Anlässlich des Holocaust-Gedenktages am 27. Januar fand in der Traugott-Hirschberger-Grundschule eine Gedenkstunde statt, an der Schülerinnen und Schüler der Grundschule, Oberschule und des Gymnasiums sowie Vertreterinnen und Vertreter der Stadt teilnahmen.
Im Mittelpunkt der Veranstaltung stand das Leben von Anne Frank. Anhand ihrer Geschichte wurde den Kindern und Jugendlichen verdeutlicht, dass Anne Frank ein Mädchen war, kaum älter als viele der heutigen Schülerinnen und Schüler. Sie hatte Träume, Hoffnungen und Zukunftspläne – wie junge Menschen heute. Ihr Schicksal steht stellvertretend für die Millionen Opfer des nationalsozialistischen Terrors und macht deutlich, dass hinter den historischen Zahlen individuelle menschliche Schicksale stehen, insbesondere die von Kindern und Jugendlichen.

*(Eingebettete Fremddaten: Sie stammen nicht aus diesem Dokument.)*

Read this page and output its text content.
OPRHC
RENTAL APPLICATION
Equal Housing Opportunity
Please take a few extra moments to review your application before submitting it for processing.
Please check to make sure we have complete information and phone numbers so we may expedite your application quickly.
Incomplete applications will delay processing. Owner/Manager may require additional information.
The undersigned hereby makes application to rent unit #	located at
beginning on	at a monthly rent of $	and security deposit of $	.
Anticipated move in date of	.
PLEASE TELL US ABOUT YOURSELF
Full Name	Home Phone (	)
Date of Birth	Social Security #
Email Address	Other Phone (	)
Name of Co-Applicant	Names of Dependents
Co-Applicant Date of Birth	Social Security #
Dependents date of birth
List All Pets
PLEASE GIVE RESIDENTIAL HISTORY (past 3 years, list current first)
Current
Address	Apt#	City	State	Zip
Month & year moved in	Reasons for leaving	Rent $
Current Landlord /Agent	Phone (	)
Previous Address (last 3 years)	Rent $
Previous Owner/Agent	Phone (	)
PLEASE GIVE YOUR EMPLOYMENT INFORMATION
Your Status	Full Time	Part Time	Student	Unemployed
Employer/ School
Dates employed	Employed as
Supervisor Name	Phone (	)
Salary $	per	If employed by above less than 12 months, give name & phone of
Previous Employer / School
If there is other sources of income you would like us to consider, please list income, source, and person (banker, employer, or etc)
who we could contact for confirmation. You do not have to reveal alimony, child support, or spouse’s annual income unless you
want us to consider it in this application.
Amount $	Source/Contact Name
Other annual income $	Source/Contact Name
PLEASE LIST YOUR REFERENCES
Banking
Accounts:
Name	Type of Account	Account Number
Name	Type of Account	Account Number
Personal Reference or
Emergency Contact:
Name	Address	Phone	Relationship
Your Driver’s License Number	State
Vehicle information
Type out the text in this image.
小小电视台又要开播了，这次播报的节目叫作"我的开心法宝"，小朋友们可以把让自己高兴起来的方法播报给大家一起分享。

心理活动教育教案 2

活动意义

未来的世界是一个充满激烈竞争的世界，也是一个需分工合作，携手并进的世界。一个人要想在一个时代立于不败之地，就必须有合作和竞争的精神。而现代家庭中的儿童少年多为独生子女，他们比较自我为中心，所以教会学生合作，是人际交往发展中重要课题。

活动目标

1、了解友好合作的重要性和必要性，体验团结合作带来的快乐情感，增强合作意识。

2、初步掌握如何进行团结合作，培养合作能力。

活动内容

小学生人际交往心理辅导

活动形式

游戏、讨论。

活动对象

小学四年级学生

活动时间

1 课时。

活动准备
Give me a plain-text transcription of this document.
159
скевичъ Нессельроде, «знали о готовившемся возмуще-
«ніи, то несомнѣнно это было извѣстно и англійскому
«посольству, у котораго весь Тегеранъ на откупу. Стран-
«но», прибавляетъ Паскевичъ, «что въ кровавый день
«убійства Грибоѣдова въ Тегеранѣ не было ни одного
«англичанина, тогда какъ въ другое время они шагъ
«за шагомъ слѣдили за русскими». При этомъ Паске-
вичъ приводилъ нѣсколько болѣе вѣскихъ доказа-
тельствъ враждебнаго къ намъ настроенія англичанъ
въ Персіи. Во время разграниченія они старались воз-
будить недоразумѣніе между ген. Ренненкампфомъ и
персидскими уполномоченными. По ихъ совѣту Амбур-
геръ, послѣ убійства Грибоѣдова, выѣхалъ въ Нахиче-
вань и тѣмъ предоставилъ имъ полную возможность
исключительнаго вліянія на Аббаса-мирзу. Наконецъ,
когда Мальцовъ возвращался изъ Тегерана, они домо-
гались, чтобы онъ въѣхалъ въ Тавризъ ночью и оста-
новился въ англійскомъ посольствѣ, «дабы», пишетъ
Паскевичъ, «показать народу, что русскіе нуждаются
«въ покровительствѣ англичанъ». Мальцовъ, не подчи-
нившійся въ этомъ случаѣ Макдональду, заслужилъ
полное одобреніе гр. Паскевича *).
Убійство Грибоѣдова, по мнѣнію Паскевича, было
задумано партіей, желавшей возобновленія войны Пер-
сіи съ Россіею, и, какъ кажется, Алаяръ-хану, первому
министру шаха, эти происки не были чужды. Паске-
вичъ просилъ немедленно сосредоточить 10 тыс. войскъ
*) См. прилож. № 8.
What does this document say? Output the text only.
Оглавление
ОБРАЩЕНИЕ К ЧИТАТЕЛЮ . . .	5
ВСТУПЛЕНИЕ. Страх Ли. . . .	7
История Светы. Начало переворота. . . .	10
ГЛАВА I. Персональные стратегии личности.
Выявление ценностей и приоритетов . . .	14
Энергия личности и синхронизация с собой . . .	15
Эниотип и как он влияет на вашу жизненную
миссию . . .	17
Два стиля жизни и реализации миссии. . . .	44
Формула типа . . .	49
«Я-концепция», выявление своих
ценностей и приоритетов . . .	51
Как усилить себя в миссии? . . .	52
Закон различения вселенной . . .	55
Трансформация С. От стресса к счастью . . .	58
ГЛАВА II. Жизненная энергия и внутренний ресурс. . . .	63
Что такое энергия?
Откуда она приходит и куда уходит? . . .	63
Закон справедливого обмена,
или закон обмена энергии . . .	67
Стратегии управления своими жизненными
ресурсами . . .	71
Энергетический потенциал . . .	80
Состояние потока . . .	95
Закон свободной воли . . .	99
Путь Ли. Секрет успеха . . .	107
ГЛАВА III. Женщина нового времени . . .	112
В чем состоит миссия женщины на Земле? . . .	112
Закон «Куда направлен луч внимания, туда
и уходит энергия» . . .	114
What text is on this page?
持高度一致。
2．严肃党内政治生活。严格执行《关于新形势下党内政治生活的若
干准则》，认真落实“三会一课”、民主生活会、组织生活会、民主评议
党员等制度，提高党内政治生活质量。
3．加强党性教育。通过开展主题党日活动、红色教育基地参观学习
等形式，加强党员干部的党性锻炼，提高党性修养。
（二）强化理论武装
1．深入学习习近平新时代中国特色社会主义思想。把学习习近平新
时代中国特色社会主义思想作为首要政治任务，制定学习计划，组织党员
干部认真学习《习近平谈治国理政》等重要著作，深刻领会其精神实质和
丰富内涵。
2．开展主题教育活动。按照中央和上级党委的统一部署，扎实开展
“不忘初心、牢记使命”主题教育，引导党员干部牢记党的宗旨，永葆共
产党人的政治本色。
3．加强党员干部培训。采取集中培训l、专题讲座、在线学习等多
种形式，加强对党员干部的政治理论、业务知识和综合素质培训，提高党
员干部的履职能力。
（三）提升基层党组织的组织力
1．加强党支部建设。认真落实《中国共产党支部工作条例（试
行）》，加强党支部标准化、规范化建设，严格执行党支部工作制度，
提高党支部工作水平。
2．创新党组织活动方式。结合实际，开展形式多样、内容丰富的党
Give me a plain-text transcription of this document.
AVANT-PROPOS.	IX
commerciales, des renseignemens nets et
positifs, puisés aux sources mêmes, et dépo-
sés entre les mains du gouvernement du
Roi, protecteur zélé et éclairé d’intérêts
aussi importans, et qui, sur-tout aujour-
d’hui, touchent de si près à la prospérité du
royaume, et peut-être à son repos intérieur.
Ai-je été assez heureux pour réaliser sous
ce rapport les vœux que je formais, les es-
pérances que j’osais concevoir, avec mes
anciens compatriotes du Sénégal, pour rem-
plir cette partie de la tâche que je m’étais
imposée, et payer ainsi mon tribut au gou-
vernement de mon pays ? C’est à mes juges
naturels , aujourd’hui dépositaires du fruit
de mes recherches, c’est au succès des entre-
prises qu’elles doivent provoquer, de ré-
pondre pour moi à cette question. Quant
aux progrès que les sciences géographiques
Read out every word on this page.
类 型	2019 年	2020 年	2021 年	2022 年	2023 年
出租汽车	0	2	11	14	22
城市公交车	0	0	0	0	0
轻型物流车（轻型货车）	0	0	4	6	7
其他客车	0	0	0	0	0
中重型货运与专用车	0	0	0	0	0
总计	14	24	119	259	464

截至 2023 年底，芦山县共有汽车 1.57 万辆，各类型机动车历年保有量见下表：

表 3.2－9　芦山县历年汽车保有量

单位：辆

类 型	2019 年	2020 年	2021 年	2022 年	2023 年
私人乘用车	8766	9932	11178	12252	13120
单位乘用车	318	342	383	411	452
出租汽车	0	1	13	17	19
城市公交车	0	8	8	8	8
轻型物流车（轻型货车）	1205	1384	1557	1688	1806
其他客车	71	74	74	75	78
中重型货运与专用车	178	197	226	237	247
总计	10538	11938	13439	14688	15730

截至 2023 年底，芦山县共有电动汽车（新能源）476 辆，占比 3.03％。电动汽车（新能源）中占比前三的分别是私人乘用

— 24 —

Im Anschluss an die Gedenkstunde begaben sich die Teilnehmenden zum Zentralfriedhof in Zerkwitz. Dort wurde in stillem Gedenken eine Blumenniederlegung am Gedenkstein vorgenommen. Dieser Moment der Stille bot Raum für Erinnerung, Nachdenken und Respekt vor den Opfern des Holocaust.
Die Stadt Lübbenau/Spreewald sieht es als ihre Verantwortung an, das Erinnern an die Verbrechen des Nationalsozialismus wachzuhalten und insbesondere jungen Menschen die Bedeutung von Menschlichkeit, Toleranz und gegenseitigem Respekt zu vermitteln. Der Holocaust-Gedenktag mahnt dazu, sich entschieden gegen Ausgrenzung, Hass und Gewalt zu stellen und sich für ein friedliches Miteinander einzusetzen.